Выбравшись из шурфа, Егор внимательно оглядывал кучу добытой породы, направлял возильный лоток. В нем Аграфена будет подтаскивать к речке пески, а он с промывальным лотком присядет на корточки у воды и будет мыть привезенную Аграфеной породу, осаживать золото, и, когда в лотке останется только щепотка шлиха – песчинки железняка, проглянут неожиданно золотые крупинки, светлые, яркие, как хлебушко колосистое в поле, как смолевые капли на черной пихтовой коре.

Промыт один лоток – пусто. Во втором попалась бусинка с блошиный глаз. В третьем – три крупиночки с маковое зернышко. Это уже хорошо: к самородку приварок. Аграфена – чудачка, вздохнула пошто-то. Эх, доказать бы ей, что и Егору бывает фарт, что и ей, Аграфене может быть счастье.

Четвертый лоток Егор нагребает не сразу, не из той породы, что подтащила к реке Аграфена, а идет сам к шурфу и, обойдя несколько раз вокруг песков, выбирает породу приглядней, такую, что «хоть сейчас на базар», как говорят приискатели.

Вот она – мясниковатая, с примесью жирной глины, красноватая. В такой завсегда самородки…А если мелкие, так долей пять на лоток… А то и поболе.

Нагребает Егор в свой лоток самой что ни на есть хорошей породы, тащит ее к реке. Тяжел лоток, язви его в печенки, порода-то веская.

Не обманул Егора, наметанный приискательский глаз. Целых три доли дал лоток. Одна золотинка с клопишку. А самородка не оказалось. Его не оказалось и в пятом лотке, и в десятом, и в сотом. Но не «глухарь» этот шурф. И не «злыдня».
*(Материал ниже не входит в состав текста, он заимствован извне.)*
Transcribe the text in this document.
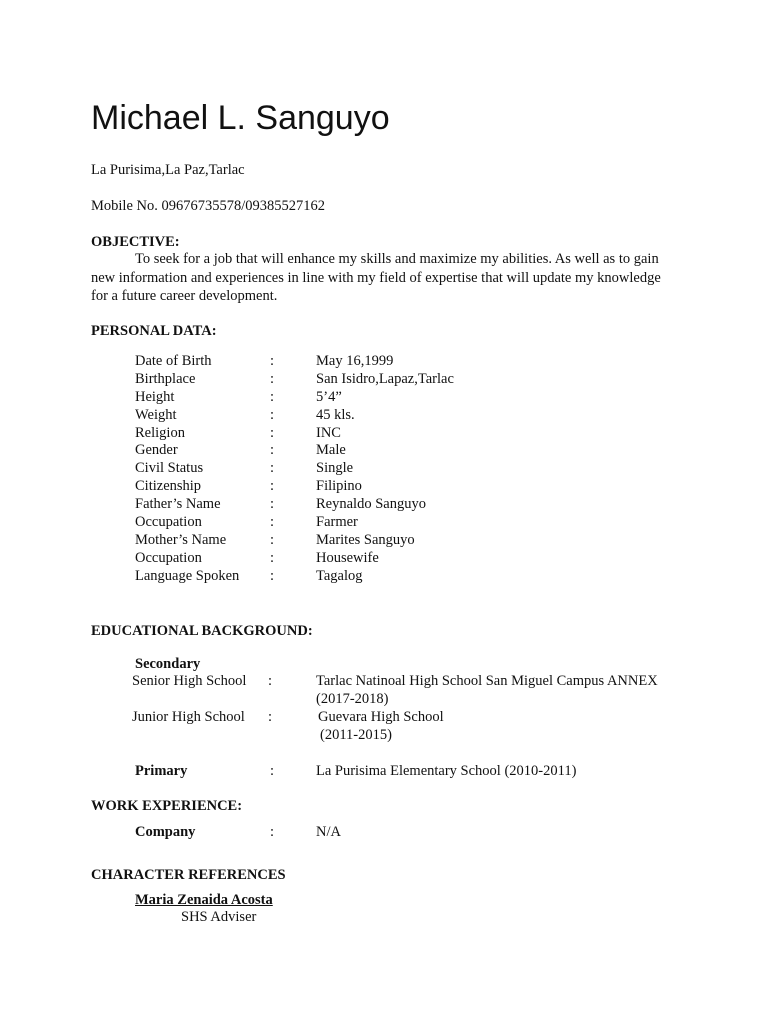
Michael L. Sanguyo
La Purisima,La Paz,Tarlac
Mobile No. 09676735578/09385527162
OBJECTIVE:
To seek for a job that will enhance my skills and maximize my abilities. As well as to gain new information and experiences in line with my field of expertise that will update my knowledge for a future career development.
PERSONAL DATA:
Date of Birth	:	May 16,1999
Birthplace	:	San Isidro,Lapaz,Tarlac
Height	:	5’4”
Weight	:	45 kls.
Religion	:	INC
Gender	:	Male
Civil Status	:	Single
Citizenship	:	Filipino
Father’s Name	:	Reynaldo Sanguyo
Occupation	:	Farmer
Mother’s Name	:	Marites Sanguyo
Occupation	:	Housewife
Language Spoken :	Tagalog
EDUCATIONAL BACKGROUND:
Secondary
Senior High School :	Tarlac Natinoal High School San Miguel Campus ANNEX
(2017-2018)
Junior High School :	Guevara High School
(2011-2015)
Primary	:	La Purisima Elementary School (2010-2011)
WORK EXPERIENCE:
Company	:	N/A
CHARACTER REFERENCES
Maria Zenaida Acosta
SHS Adviser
Когда садилось солнце, Аграфена достала из-за пазухи чистую холщовую тряпицу – специально припасла, – Егор высыпал на нее мелкую крупку намытого золота. Та золотинка с клопишку, что вымыта четвертым лотком, как рыжая кура среди желтых цыплят. Эх, подрасти бы ей хоть с таракана.

Не фартовый, конечно, шурф, не такой, о котором рассказывают годами, но все ж можно хлеба купить.

Сколько помнит Егор, и таких-то шурфов в его жизни было немного. И больше трех золотников зараз Аграфена в тряпочку не заворачивала.

И Егор никогда не держал в руках больше трех золотников зараз, а сегодня в его пояс зашито восемь фунтов и шестьдесят четыре золотника. Пошевелишься – и давит золотишко-на бедра… Он едет, торопится, а товарищи беспокоятся: где-то Егорша? Как-то сейчас наш Егор?

Впервые Егор сознает, что нужен людям. А разве многие могут похвастаться тем же? Разве чувство единства с товарищами – это не фарт? Огo-го, еще и какой.

Чем дальше отъезжал Егор от прииска, тем больше проникался сознанием важности поручения. Еще бы. Лушка с Аграфеной зашивали золото в пояс. Сам Вавила с дядей Журой опоясывали его золотой опояской. Провожали Егора всем прииском. Счастья желали.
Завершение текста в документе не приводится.